Cone arrestin immunoreactivity reveals suggests cone preservation over time in Tsc1^-/-Pde6b^H620Q/H620Q mice. (A) Cones were stained with anti-cone arrestin antibody at multiple time points. Higher mean anti-cone arrestin immunoreactivity was observed in the Tsc1^-/-Pde6b^H620Q/H620Q mice, compared to controls at every time point. In both groups, there was a decline in staining over time. (Scale bar = 20 µm.). (B) Photoreceptor nuclei numbers were quantified, and a statistically significant higher mean density was observed for the experimental group at every time point. (Grey circles represent data from individual mice from the control group; grey triangles represent individual mice from the experimental group. The solid black line represents means for controls, and the dashed black line represents means for the experimental group.
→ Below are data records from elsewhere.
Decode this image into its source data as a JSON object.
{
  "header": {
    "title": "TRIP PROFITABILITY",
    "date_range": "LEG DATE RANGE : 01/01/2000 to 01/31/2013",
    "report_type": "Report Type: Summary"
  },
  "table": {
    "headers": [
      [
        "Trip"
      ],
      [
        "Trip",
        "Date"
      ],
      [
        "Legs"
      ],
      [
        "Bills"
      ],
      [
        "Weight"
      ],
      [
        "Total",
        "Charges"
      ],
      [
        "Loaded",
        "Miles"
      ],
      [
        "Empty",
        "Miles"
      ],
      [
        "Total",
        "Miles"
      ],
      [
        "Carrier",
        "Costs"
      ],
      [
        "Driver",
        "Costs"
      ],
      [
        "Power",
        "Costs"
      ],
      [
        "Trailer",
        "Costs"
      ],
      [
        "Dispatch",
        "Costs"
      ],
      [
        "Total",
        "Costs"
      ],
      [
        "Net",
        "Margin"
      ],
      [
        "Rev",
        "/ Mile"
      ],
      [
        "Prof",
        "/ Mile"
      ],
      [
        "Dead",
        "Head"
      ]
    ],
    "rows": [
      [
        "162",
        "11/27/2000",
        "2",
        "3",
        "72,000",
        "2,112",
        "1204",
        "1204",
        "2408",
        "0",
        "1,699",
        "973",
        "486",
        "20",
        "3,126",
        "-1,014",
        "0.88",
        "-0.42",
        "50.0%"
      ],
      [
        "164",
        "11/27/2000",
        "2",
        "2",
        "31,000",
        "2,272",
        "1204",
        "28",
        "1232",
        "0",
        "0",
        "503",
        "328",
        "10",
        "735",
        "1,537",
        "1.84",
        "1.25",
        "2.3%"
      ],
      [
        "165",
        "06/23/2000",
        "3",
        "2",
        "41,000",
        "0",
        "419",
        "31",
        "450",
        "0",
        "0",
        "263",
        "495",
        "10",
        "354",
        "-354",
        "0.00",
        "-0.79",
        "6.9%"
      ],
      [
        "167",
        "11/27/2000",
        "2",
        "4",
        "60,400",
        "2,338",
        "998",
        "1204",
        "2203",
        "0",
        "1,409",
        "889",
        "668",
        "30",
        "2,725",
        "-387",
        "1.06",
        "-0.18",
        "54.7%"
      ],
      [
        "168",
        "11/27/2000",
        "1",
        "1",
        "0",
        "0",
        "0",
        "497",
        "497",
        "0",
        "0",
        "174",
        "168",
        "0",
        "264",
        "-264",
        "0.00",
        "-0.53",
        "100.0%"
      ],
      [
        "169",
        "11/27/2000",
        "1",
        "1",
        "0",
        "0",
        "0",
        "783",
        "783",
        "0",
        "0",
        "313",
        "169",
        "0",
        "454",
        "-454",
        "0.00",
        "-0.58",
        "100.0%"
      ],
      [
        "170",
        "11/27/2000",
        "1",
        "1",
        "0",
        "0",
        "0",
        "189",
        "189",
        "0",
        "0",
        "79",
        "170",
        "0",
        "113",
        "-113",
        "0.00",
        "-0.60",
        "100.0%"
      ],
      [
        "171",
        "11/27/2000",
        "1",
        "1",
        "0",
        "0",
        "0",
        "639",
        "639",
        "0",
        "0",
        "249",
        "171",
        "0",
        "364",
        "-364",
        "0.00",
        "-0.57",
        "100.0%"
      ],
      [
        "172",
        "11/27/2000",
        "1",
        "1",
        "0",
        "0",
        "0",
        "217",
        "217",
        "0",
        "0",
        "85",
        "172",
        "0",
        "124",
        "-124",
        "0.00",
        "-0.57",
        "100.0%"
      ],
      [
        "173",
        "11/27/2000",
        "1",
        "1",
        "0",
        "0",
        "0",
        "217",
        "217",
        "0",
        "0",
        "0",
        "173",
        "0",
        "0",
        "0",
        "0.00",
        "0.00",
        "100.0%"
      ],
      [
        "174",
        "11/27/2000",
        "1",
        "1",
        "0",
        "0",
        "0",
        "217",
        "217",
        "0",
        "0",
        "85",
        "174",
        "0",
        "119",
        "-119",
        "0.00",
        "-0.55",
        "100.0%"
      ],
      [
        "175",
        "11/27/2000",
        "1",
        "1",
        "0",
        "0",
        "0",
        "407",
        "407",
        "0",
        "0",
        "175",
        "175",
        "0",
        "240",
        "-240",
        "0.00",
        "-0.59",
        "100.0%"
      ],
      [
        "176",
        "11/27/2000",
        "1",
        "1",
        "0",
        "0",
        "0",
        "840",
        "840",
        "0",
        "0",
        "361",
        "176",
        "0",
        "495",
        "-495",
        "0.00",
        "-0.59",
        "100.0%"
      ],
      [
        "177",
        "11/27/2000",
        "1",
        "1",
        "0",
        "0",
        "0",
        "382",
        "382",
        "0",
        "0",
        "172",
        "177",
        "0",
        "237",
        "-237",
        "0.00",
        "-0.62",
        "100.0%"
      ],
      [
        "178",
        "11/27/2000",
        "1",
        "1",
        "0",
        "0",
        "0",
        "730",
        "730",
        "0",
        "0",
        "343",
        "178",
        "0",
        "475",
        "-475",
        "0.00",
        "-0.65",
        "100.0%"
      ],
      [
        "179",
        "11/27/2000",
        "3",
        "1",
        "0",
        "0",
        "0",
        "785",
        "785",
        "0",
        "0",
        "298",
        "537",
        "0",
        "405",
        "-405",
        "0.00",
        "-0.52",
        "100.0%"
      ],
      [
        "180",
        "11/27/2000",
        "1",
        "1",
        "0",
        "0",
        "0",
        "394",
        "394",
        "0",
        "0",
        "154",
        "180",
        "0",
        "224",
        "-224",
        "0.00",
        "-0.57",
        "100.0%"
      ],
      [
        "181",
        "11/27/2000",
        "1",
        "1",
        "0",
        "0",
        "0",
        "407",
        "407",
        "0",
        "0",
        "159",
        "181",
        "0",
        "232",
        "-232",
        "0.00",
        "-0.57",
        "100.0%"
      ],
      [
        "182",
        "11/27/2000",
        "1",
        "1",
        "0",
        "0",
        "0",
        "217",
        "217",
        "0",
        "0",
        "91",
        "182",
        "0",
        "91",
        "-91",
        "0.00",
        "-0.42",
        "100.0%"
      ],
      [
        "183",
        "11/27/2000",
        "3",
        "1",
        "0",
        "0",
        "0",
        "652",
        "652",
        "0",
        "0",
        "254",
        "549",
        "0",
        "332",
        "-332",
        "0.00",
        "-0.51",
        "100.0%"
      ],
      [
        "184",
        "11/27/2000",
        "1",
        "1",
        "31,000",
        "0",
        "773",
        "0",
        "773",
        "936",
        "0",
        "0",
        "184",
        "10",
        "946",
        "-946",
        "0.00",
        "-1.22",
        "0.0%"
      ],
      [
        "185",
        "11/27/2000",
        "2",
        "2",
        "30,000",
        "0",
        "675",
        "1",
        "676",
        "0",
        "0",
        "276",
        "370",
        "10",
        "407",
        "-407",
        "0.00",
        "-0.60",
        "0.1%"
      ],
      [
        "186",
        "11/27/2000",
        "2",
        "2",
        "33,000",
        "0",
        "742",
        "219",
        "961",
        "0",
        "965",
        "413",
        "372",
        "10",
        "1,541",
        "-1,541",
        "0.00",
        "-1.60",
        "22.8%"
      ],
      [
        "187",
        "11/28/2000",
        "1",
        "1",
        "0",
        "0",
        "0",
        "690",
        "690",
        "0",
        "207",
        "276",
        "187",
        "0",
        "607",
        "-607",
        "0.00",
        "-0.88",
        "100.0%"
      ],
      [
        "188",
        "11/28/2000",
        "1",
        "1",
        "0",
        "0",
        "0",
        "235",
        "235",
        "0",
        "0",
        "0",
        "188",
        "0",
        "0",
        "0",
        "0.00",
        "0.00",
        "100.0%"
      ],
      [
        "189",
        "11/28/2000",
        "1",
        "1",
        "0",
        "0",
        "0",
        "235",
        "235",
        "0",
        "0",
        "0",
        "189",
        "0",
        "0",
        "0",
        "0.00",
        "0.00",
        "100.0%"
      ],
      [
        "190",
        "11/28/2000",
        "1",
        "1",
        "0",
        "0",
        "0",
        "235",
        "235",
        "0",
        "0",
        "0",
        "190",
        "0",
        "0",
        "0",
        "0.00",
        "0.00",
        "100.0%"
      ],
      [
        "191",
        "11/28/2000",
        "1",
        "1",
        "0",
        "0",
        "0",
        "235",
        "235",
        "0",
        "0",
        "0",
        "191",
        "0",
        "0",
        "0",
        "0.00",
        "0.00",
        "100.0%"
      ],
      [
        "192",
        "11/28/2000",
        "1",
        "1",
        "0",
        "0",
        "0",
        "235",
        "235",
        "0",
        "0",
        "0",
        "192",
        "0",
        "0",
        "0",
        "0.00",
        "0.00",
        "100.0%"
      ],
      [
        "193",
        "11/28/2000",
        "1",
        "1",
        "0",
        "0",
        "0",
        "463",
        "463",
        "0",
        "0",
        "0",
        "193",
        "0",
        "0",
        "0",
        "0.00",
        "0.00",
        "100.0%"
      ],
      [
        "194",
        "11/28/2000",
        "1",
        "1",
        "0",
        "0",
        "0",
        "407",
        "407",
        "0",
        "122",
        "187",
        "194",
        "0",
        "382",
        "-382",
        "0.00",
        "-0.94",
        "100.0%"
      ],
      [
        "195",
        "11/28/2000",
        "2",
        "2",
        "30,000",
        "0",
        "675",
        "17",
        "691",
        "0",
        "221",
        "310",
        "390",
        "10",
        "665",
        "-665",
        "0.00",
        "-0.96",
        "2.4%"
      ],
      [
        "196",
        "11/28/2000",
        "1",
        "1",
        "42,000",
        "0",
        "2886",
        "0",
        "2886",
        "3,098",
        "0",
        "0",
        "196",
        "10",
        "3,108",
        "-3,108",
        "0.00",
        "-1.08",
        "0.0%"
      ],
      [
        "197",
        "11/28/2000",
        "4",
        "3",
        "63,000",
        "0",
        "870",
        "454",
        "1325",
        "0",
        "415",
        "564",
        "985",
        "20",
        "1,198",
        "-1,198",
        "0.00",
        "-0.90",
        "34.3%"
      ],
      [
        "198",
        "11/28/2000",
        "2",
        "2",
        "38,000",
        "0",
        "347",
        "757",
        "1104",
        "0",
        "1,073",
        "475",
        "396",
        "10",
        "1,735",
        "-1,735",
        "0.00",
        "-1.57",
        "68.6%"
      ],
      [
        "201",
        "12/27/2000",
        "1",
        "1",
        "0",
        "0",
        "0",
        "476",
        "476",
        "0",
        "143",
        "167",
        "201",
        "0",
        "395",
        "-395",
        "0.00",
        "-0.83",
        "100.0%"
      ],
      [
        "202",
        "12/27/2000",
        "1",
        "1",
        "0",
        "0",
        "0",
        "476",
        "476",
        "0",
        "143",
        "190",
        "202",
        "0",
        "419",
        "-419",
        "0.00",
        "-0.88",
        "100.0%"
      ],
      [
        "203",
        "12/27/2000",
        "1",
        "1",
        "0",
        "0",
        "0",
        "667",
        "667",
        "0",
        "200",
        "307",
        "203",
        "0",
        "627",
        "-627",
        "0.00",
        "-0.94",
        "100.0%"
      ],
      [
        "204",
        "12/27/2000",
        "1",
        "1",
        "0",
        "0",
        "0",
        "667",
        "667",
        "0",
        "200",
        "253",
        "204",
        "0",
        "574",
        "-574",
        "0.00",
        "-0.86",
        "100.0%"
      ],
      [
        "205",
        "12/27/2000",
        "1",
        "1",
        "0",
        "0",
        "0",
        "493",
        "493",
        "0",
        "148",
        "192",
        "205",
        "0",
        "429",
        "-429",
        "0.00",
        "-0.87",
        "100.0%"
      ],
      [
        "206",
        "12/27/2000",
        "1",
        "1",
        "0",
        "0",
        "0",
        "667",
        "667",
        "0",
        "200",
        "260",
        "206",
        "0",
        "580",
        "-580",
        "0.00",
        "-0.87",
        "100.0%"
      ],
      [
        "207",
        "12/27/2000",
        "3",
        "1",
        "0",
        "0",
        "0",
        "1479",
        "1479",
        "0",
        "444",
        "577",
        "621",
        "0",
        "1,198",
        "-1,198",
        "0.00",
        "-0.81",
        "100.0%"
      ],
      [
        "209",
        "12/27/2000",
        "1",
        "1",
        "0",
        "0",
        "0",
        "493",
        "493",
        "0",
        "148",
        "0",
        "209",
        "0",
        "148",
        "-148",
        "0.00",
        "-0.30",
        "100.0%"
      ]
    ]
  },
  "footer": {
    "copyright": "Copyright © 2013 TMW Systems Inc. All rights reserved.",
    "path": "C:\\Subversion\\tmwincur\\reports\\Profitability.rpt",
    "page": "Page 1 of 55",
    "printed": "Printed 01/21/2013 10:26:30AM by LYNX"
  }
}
For all-time points, n =  4 for both groups, and P < 0.001, except Week 20, where P = 0.002.

Figure 7.

Downstream targets of mTOR are upregulated in Tsc1^-/-Pde6b^H620Q/H620Q mice. (A) Increased expression of phosphorylated mTOR and the downstream protein S6 was detected in immunofluorescence staining in the IS/OS layers as well as the ONL in the experimental mice. Merged DAPI images of nuclei revealed the location of the ONL. (Scale bar = 20 µm.) (B) Immunoblot revealed upregulated mTOR, p-mTOR, pS6, GLUT1, and p4EBP1 expression levels and downregulated TSC1 levels in the experimental versus control groups. S6, 4EBP1, SREBP1, and ATG5 expression levels were not significantly affected by Tsc1 ablation. Actin and tubulin served as loading controls. (C) Protein expression was quantified by analysing the fold change between the control and experimental groups. There was a statistically significant increase in mean protein expression in mTOR, p-mTOR, p4EBP1, pS6, and GLUT1, and a significant decrease in mean expression in TSC1 in the experimental group compared to the controls. (TSC1 P < 0.05, mTOR P < 0.05, p-mTOR P < 0.05, 4EBP1 P = 0.49, p4EBP1 P < 0.05, S6 P = 0.78, pS6 P < 0.05, SREBP P = 0.76, ATG5 P = 0.95. n =  4 for both groups.).

Figure 8.

No tumour formation up to 16 months following Tsc1 ablation in Pde6b^H620Q/H620Q mice. Tsc1^-/-Pde6b^H620Q/H620Q mice were observed for sixteen months. Major organs were subsequently harvested and subjected to H&E staining, which did not reveal tumour formations in any tested organs (n =  5).